Sajid Javid has dismissed airline chiefs’ complaints about the government-backed rescue of Flybe, insisting that the regional carrier has not received state aid to secure its future.
In a letter obtained by Sky News, the chancellor told Ryanair chief executive Michael O’Leary that an agreement between Flybe and the taxman to defer Air Passenger Duty (APD) was a “standard “Time to Pay” arrangement…because of their short-term difficulties”.
Mr Javid’s response to Mr O’Leary, which was sent on Friday morning, came a week after Ryanair threatened to sue the government for breaching competition and state aid rules.
Mr O’Leary had demanded that Flybe’s “APD holiday” be extended to its competitors across the aviation sector.
The chancellor’s letter is likely to infuriate both Mr O’Leary and Willie Walsh, the boss of British Airway’s parent company, because of his insistence that Flybe’s financial difficulties are “short-term”.
“Time to Pay arrangements are open to all businesses and more than 700,000 such arrangements were in place with business and individuals last year,” Mr Javid wrote.
“These arrangements seek to support viable businesses with genuine short-term difficulties and ensure that taxes owed are paid in full.
“Indeed, were Ryanair to ever get into short-term difficulties, the company could ask for such an arrangement.
“These actions by HMRC do not constitute state aid, and they are not taken forward where HMRC considers a company to have significant and sustained financial difficulties.”

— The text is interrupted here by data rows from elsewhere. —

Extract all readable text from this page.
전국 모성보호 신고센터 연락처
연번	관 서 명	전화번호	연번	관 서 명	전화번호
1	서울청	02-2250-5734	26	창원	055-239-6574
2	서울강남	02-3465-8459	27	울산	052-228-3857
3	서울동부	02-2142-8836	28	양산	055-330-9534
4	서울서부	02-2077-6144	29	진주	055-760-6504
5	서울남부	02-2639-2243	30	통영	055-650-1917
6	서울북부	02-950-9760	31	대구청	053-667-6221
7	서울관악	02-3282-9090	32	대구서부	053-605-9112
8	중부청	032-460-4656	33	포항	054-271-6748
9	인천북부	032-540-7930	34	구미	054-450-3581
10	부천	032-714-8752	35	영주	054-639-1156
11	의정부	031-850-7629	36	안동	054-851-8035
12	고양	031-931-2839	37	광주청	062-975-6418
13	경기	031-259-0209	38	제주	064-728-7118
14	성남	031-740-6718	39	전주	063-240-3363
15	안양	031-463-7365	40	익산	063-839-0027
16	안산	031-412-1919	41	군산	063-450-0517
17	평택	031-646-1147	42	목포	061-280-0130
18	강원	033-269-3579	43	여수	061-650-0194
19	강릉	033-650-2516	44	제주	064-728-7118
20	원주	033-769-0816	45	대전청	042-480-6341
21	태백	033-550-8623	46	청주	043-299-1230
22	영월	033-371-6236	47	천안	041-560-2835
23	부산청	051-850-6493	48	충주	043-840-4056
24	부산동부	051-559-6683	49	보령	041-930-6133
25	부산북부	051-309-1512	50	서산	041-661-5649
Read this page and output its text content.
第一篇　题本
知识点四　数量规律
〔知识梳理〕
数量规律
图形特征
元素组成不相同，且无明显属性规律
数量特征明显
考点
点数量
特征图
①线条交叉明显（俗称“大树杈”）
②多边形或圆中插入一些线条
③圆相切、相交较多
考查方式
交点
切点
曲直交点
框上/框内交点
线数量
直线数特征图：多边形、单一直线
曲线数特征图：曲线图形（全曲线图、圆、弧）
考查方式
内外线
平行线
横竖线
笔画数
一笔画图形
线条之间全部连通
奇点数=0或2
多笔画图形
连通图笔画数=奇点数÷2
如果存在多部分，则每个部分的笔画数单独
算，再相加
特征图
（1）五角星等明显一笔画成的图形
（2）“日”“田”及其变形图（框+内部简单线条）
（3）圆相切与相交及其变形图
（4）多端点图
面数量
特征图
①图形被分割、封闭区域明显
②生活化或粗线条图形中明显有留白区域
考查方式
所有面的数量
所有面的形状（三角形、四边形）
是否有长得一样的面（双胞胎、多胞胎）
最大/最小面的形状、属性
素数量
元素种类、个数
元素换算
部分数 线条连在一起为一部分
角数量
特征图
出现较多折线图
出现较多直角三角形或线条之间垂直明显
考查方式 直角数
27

Mr Javid’s characterisation of the situation is expected to trigger an angry response from Flybe’s rivals, because the airline was only saved from collapse a year ago by an unconventional sale of its assets – rather than its listed holding company – to a consortium led by Sir Richard Branson’s Virgin Atlantic.
Neither the chancellor’s letter, nor an official Treasury statement last week, made reference to the negotiations about a state loan.

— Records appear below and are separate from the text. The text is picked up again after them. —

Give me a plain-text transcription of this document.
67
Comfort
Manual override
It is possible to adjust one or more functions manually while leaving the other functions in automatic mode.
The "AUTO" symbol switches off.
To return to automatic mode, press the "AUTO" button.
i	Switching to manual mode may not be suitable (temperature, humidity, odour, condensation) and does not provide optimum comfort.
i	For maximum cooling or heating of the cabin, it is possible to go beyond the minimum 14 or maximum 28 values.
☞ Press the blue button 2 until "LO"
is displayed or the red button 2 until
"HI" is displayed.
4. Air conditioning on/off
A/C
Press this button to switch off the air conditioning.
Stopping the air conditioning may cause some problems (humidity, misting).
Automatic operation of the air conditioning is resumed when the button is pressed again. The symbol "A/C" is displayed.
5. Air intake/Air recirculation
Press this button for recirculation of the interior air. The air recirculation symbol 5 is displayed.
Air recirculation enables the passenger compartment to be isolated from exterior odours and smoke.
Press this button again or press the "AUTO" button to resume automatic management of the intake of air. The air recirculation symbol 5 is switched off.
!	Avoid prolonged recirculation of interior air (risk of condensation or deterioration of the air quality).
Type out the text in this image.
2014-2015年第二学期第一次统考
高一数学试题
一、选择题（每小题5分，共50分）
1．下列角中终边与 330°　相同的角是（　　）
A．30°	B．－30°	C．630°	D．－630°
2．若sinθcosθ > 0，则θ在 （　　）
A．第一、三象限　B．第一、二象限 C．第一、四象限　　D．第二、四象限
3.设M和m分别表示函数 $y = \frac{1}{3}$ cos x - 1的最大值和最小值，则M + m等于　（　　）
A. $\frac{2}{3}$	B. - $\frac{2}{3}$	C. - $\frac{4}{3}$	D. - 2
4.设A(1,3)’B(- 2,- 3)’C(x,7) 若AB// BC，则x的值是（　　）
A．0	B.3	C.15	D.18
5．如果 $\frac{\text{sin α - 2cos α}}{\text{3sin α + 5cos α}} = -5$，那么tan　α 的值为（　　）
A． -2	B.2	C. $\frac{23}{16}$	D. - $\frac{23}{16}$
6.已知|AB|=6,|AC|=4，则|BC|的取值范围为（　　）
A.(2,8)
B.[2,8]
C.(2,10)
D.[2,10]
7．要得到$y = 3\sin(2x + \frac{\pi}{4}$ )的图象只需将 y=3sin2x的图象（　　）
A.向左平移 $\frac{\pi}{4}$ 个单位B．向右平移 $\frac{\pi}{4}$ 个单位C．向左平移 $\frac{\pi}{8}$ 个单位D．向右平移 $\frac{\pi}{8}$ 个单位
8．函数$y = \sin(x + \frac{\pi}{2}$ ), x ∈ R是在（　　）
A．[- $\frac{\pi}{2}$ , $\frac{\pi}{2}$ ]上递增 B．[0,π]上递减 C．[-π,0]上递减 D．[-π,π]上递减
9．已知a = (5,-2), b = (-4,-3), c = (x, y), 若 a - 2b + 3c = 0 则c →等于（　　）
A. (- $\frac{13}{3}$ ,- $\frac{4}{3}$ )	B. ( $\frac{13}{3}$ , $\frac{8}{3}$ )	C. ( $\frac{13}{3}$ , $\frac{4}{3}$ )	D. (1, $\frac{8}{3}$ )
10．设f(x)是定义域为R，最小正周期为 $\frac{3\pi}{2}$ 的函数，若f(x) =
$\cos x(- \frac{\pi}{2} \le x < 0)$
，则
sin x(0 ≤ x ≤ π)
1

Mr Javid’s letter added that he was unable to disclose further details of financial assistance to Flybe because “ministers do not have access to taxpayer confidential information” – despite the fact that the company had approached the government for assistance.
It has struggled to deal with industry headwinds for many years, but is seen as a vital player in the UK domestic aviation sector.
Treasury officials are frustrated at the perception that the government has orchestrated a “bailout” of Flybe, even though they concede that a state loan to the company – albeit on commercial terms – may eventually form part of the wider aid package.
Ministers have also promised to reassess the Air Passenger Duty regime in time for the Budget in March.
A separate review of “regional connectivity” is likely to result in more of Flybe’s domestic routes being re-designated to allow them to benefit from a form of state subsidy.
Flybe, which carries 8 million passengers each year and serves 25 UK airports, averted immediate collapse by securing additional funding from its owners last week.
Flybe’s immediate parent company is Connect Airways, a consortium whose shareholders are Virgin Atlantic, Stobart Group and Cyrus Capital Partners.
Mr O’Leary wrote to Mr Javid on 16 January warning that unless he clarified details of government assistance to Flybe within seven days, Ryanair would take legal action against it “for breach of UK and EU competition law, and breach of state aid rules”.
That action is now expected to be forthcoming, although Ryanair could not be reached for comment on Friday morning.
Flybe’s rescue removed the immediate threat to 2,400 jobs at the Devon-based airline, even as the accountancy firm EY had been preparing to step in as administrator.